Validation in Statistics and Machine Learning - Abstract
In high-dimensional problems such as differential gene expression analysis, it is common practice to use a statistical model per gene studied, with subsequent correction for multiple testing of the many p-values computed. Such approaches take little advantage of the large number of genes studied, and still require multiple testing correction for adequate evaluation of test error, which reduces power to find differential expression. In an attempt to reduce the multiple testing penalty and improve power, researchers often use filtering methods like fold-change or variance filters. However, filtering may introduce a bias on the multiple testing correction. The precise amount of bias depends on many quantities, such as fraction of probes filtered out, filter statistic, multiple testing method and test statistic used and cannot, as such, be estimated a priori.

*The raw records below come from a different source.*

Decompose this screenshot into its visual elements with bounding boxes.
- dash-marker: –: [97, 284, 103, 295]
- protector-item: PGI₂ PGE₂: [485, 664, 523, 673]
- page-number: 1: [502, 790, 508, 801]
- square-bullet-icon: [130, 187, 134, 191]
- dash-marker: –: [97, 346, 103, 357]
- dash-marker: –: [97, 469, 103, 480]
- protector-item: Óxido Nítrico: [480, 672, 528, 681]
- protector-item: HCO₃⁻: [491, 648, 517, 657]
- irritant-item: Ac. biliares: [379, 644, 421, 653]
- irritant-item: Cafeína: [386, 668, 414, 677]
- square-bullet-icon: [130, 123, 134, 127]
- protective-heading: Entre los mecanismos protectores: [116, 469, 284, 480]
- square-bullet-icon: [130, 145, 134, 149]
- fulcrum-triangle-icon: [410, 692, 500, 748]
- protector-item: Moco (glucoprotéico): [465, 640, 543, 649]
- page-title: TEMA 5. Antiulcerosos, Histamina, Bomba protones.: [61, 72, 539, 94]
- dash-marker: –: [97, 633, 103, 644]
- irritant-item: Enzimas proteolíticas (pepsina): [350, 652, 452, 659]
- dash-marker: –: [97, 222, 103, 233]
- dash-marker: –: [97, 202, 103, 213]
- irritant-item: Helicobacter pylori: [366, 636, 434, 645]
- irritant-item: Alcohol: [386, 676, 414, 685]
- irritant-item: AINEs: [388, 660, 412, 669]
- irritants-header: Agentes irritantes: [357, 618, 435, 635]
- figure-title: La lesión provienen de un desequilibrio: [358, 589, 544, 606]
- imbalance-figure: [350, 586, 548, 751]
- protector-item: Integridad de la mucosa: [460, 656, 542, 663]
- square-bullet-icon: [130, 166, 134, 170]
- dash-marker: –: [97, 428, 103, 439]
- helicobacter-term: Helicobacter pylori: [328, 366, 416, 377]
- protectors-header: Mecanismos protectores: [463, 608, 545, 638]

We show that a biased multiple testing correction results if non-differentially expressed probes are not filtered out with equal probability from the entire range of p-values, assuming that one of a class of FDR methods are used, which includes the FDR step-up procedure of Benjamini & Hochberg (JRSSB, 1995). We then illustrate our results using both a simulation study and an experimental dataset, where the FDR is shown to be biased mostly by filters that are associated with the hypothesis being tested, such as the fold change. These are, however, the filters that yield most power gain. Indeed, filters that induce little bias on the FDR also yield less or no additional power of detecting differentially expressed genes. Results are extended to include FDR methods that estimate the null p-values distribution empirically, such as those from Yekutieli & Benjamini (J Stat Plan Inf, 1999) and Dudoit et al. (Biomet J, 2008). Bearing these important issues in mind, we propose a statistical test that can be used in practice to determine whether any chosen filter introduces bias on the FDR estimate used, given a general experimental setup.
Filtering out of probes must be used with care as it may bias the multiple testing correction. Researchers can use our test for FDR bias to guide their choice of filter and amount of filtering in practice. This problem is generated by the fact that a statistical model is used per gene. The issue can be avoided altogether for example by choosing models that make use of all genes, such as gene-set based models, and thus dispensing with the need for multiple testing correction.